Hezbollah’s stronghold in Beirut was struck by two missiles on Sunday in the aftermath of a fiery speech by Hassan Nasrallah. The Hezbollah chief committed the Iran-backed terror group to bringing victory to the embattled Syrian regime of Bashar al-Assad. The New Yorker described Nasrallah’s speech as the formal declaration of a regional war:

It’s official: the war in Syria has spread to Lebanon. In an extraordinary speech Saturday, Hassan Nasrallah, the bearded and bespectacled leader of the Lebanese militant group, Hezbollah, promised an all-out effort to keep the murderous regime of Bashar al-Assad in power in Syria. “It’s our battle, and we are up to it,” Nasrallah said in a televised address. The war, he said, had entered “a completely new phase.” This is a terrifying development; the beginning of a regional war.

Most theories cite the rocket fire as a kind of response:

The attack in the Lebanese capital is thought to be retaliation for a speech by Hizbollah’s leader in which he pledged his militia’s unconditional backing for the Syrian regime… The attack in Beirut is believed to have been carried out by supporters of Syria’s Sunni Muslim-dominated rebel movement, which also has supporters in religiously mixed Lebanon. They are angry at the increasing role that Hizbollah’s Shia Muslim fighters are playing in the war in Syria, where they are currently helping Mr Assad’s forces to recapture the strategic city of Qusair near Lebanon’s border. The Grad rocket attacks – the first attempt to target Hizbollah’s strongholds in southern Beirut – hit a car sales yard in the Al-Shayyah district and a nearby apartment block.

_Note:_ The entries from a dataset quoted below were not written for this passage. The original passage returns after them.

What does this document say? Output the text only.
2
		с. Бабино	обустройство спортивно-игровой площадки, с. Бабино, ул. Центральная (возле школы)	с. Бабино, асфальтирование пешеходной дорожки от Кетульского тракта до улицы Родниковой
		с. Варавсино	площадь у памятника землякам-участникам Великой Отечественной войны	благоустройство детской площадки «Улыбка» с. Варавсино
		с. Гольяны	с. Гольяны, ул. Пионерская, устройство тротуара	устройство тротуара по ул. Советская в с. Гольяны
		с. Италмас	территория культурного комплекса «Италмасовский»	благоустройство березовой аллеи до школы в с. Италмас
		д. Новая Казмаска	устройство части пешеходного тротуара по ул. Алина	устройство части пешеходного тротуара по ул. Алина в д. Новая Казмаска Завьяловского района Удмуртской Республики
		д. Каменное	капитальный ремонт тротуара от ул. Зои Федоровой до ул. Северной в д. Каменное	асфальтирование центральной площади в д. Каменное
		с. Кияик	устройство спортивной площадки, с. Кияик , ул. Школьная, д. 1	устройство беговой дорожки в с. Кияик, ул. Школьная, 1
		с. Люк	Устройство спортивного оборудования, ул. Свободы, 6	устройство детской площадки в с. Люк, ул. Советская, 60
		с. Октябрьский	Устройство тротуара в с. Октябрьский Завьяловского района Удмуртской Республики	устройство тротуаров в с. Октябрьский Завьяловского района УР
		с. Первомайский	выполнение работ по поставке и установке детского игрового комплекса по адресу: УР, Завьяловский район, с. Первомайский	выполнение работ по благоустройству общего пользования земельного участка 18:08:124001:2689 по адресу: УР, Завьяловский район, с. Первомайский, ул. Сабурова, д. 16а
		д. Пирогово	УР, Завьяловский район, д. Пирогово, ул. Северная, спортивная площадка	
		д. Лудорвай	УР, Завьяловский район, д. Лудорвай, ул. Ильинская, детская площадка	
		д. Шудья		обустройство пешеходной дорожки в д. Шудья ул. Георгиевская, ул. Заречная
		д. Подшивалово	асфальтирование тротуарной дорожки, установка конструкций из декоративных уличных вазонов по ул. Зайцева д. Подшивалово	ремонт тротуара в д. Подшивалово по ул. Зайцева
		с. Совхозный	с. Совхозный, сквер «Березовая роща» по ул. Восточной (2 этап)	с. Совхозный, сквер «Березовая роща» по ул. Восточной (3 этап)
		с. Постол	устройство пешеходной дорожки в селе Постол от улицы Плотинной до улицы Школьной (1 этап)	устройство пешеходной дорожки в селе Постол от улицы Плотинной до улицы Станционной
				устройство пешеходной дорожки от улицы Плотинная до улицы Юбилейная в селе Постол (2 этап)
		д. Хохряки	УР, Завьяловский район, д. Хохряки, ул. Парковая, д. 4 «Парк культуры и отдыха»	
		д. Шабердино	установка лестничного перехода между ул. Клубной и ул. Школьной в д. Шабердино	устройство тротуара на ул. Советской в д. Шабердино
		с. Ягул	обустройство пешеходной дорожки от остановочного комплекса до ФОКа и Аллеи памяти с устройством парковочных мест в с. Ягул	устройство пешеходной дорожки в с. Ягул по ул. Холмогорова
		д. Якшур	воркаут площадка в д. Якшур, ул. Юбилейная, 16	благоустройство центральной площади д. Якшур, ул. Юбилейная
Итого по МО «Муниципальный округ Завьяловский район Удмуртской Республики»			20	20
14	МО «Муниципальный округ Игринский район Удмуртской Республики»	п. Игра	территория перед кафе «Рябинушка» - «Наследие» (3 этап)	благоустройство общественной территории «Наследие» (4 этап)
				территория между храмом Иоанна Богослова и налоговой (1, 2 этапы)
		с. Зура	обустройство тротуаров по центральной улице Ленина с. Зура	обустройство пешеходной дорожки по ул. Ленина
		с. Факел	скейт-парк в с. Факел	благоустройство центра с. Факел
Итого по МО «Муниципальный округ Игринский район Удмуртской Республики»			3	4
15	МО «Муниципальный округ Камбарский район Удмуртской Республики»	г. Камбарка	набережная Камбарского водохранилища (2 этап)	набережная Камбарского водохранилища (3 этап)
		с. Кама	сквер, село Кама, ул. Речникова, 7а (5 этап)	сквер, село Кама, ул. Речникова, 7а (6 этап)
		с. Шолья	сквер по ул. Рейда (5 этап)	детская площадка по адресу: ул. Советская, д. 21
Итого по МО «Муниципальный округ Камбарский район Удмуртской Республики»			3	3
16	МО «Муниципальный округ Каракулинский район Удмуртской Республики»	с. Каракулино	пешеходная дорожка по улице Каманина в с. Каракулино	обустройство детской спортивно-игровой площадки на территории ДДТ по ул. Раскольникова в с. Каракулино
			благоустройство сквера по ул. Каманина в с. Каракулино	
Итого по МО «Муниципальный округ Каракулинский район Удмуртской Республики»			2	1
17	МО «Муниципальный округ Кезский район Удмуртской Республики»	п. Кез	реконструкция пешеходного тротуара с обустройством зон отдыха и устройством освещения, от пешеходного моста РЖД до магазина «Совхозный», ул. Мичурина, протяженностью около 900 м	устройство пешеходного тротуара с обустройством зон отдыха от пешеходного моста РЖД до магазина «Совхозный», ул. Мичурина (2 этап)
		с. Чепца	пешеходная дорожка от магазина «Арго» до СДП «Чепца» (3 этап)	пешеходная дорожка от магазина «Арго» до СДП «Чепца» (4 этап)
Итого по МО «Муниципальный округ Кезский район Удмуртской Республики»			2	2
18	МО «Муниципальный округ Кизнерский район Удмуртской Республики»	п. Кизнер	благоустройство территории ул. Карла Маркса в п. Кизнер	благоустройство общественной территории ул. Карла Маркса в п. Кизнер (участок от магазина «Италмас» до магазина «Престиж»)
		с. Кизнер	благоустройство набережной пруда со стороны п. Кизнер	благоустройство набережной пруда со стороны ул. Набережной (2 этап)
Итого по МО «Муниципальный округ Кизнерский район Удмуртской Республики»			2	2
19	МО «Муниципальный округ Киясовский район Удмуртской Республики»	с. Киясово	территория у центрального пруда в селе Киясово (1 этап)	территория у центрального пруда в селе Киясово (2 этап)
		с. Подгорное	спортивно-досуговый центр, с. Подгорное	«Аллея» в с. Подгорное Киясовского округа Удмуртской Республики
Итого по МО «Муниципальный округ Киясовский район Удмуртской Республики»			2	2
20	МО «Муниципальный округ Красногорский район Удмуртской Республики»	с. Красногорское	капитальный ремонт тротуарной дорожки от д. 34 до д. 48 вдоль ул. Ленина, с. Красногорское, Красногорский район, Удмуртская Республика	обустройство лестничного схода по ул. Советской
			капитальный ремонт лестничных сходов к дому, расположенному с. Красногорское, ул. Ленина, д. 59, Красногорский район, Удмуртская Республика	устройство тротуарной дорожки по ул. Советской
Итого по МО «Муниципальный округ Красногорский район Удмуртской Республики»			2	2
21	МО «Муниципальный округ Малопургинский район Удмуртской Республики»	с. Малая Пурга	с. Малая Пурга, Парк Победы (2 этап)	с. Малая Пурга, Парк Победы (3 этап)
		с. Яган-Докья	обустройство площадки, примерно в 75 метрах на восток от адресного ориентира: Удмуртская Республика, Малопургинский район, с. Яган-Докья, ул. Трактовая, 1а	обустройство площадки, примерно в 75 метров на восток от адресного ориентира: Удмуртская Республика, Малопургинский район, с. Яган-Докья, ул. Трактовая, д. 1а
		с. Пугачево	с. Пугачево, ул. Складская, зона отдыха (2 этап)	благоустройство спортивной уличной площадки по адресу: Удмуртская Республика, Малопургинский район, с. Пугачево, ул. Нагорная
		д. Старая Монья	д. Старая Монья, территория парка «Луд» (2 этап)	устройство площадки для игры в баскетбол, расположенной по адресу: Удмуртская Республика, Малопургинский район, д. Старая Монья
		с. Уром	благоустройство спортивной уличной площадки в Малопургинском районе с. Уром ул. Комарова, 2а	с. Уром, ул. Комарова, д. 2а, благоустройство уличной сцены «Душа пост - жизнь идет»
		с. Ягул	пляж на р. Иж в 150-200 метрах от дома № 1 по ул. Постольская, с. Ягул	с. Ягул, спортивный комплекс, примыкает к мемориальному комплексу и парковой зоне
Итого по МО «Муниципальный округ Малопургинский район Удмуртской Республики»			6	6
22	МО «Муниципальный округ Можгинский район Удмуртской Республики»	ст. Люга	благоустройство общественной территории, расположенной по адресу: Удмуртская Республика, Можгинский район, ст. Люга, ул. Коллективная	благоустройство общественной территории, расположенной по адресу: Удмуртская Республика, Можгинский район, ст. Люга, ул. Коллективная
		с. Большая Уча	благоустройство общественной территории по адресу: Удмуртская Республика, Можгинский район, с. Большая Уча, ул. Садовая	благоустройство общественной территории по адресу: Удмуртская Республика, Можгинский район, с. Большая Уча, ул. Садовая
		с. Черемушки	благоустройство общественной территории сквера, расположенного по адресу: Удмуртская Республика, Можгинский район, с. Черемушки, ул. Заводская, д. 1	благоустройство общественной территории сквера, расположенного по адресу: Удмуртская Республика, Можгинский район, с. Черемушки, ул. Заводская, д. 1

The rocket attacks come after days of sectarian fighting in and around Tripoli. Thousands of mortars launched and dozens of people have killed in the clashes.

Hezbollah is acting in Syria acting at the behest of Iran – protecting a critical Iranian ally – at the cost of losing some 150 soldiers. Hezbollah officials have now become explicit about their role as Assad’s protectors:

An unnamed senior Lebanese Hezbollah commander told a Kuwaiti newspaper that… “Israel should know that from now on an attack on Syria is considered an attack on Hezbollah and an attack against Hezbollah is [considered to be] an attack against Syrian soil, and this act is evidence of Hezbollah and Syria’s unity in combating the Zionist enemy.”

The statement, and the instability that it risks introducing into Lebanon, is difficult to reconcile with foreign policy analysis asserting that Hezbollah has shifted from being an Iranian proxy to an indigenous Lebanese organization acting on behalf of Lebanese interests.